Sous la plume de Spencer Van Dyk pour CTV News, la visite annoncée de Mark Carney en Chine apparaît comme un tournant diplomatique lourd de contradictions. Premier déplacement d’un chef de gouvernement canadien à Pékin depuis près de dix ans, ce voyage survient après des années de tensions, de représailles économiques et de discours fermes sur la menace que représente la Chine pour la sécurité nationale du Canada. Il soulève donc une question centrale : Ottawa est-il en train de clarifier sa stratégie… ou de la diluer?
Officiellement, le déplacement vise à « approfondir l’engagement » avec Pékin sur le commerce, l’énergie, l’agriculture et la sécurité internationale. Dans les faits, il ressemble davantage à une tentative de désescalade économique dictée par la pression des provinces et par la fragilité des exportations canadiennes. Le contexte est pourtant loin d’être neutre. Depuis 2018, les relations bilatérales sont marquées par l’arrestation de la dirigeante de Huawei Meng Wanzhou à Vancouver, suivie de la détention arbitraire des Canadiens Michael Kovrig et Michael Spavor, emprisonnés plus de mille jours en Chine.
Cet épisode a illustré de façon brutale la diplomatie coercitive de Pékin. Pourtant, quelques années plus tard, Ottawa semble prêt à tourner la page sans que les fondements de la relation aient réellement changé. La Chine demeure un État autoritaire, recourant aux sanctions commerciales ciblées pour punir les décisions politiques qui lui déplaisent. Les droits de douane imposés sur le canola canadien, en représailles aux tarifs sur les véhicules électriques chinois, en sont un exemple clair.
Mark Carney lui-même n’ignore pas ces réalités. Lors de la campagne électorale, il avait qualifié la Chine de principale menace sécuritaire pour le Canada. Depuis son arrivée au pouvoir, le ton s’est toutefois adouci. Des rencontres avec le premier ministre chinois Li Qiang et avec le président Xi Jinping ont jalonné l’automne, accompagnées d’un discours axé sur un « engagement pragmatique ». Cette inflexion soulève un malaise : à quel moment le pragmatisme devient-il une forme de renoncement stratégique?

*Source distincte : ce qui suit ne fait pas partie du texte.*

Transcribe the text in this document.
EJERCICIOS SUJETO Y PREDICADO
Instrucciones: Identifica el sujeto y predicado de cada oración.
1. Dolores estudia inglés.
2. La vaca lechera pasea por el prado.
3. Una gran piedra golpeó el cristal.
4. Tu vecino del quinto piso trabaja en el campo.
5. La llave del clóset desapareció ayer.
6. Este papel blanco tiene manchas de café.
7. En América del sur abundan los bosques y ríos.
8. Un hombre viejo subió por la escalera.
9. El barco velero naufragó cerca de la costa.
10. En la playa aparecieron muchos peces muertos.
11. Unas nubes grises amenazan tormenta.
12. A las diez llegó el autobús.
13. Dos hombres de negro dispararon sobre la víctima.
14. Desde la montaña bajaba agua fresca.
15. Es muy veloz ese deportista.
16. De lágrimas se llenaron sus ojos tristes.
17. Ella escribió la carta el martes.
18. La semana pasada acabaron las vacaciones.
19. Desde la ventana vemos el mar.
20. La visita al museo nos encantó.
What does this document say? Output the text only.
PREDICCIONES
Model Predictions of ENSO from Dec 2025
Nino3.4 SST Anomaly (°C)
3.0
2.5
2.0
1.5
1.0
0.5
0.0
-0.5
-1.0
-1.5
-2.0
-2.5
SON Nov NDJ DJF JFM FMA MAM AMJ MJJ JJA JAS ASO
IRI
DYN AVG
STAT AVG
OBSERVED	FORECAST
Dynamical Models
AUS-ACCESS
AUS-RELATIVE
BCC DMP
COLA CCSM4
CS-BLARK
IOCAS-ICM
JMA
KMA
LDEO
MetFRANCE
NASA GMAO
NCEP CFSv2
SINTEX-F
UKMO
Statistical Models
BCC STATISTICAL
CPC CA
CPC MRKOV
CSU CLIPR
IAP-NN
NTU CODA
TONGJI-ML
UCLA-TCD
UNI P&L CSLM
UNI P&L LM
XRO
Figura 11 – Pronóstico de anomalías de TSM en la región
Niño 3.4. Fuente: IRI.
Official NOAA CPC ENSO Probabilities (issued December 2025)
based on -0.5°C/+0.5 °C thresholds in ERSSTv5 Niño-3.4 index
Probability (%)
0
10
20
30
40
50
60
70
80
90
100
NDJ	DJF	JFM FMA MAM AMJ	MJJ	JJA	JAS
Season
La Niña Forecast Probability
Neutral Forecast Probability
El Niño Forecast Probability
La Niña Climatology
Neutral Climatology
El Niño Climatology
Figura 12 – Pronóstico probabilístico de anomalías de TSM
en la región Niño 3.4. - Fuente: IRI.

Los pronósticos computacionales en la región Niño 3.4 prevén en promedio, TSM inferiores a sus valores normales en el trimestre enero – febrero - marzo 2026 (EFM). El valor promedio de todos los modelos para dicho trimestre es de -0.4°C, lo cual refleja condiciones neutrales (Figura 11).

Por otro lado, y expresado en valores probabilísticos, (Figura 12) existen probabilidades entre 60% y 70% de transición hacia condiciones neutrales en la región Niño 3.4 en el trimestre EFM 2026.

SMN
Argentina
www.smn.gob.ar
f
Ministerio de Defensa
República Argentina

Les pressions internes sont évidentes. Les premiers ministres de la Saskatchewan et du Manitoba, Scott Moe et Wab Kinew, réclament l’abandon des tarifs sur les véhicules électriques chinois afin d’obtenir la levée des sanctions frappant le canola. Autrement dit, Ottawa est incité à sacrifier une politique industrielle et commerciale alignée sur ses alliés occidentaux pour apaiser Pékin et soulager à court terme certains secteurs agricoles.
Cette logique comporte des risques importants. Michael Kovrig, devenu depuis un observateur averti des relations sino-canadiennes, met en garde contre l’idée de faire de la Chine un pilier de la diversification commerciale du Canada. Remplacer une dépendance excessive envers les États-Unis par une autre envers Pékin ne constitue pas une stratégie, mais un déplacement du problème. La Chine n’est pas seulement un partenaire économique : c’est un acteur géopolitique qui lie étroitement commerce, influence politique et objectifs stratégiques.
Les chiffres rappellent toutefois pourquoi la tentation est forte. En 2024, les échanges commerciaux entre le Canada et la Chine ont atteint près de 119 milliards de dollars, dont environ 30 milliards en exportations canadiennes. Pékin reste un marché colossal, difficile à ignorer. Mais cette interdépendance n’a jamais empêché la Chine d’utiliser l’arme commerciale pour faire pression sur des États jugés indociles.
Dans ce contexte, la visite de Mark Carney ressemble moins à une réconciliation qu’à un exercice d’équilibrisme périlleux. En cherchant à réchauffer les relations économiques sans redéfinir clairement les lignes rouges politiques et sécuritaires, Ottawa risque d’envoyer un message ambigu : celui d’un pays prêt à composer avec la coercition tant que le commerce reprend.
L’enjeu dépasse largement le canola ou les véhicules électriques. Il touche à la crédibilité de la politique étrangère canadienne. Peut-on qualifier un pays de menace stratégique tout en cherchant activement à approfondir les liens commerciaux avec lui, sans affaiblir sa propre position? À défaut d’une réponse claire, le voyage de Carney à Pékin pourrait être perçu non comme un geste de force diplomatique, mais comme le symptôme d’une dépendance difficile à assumer.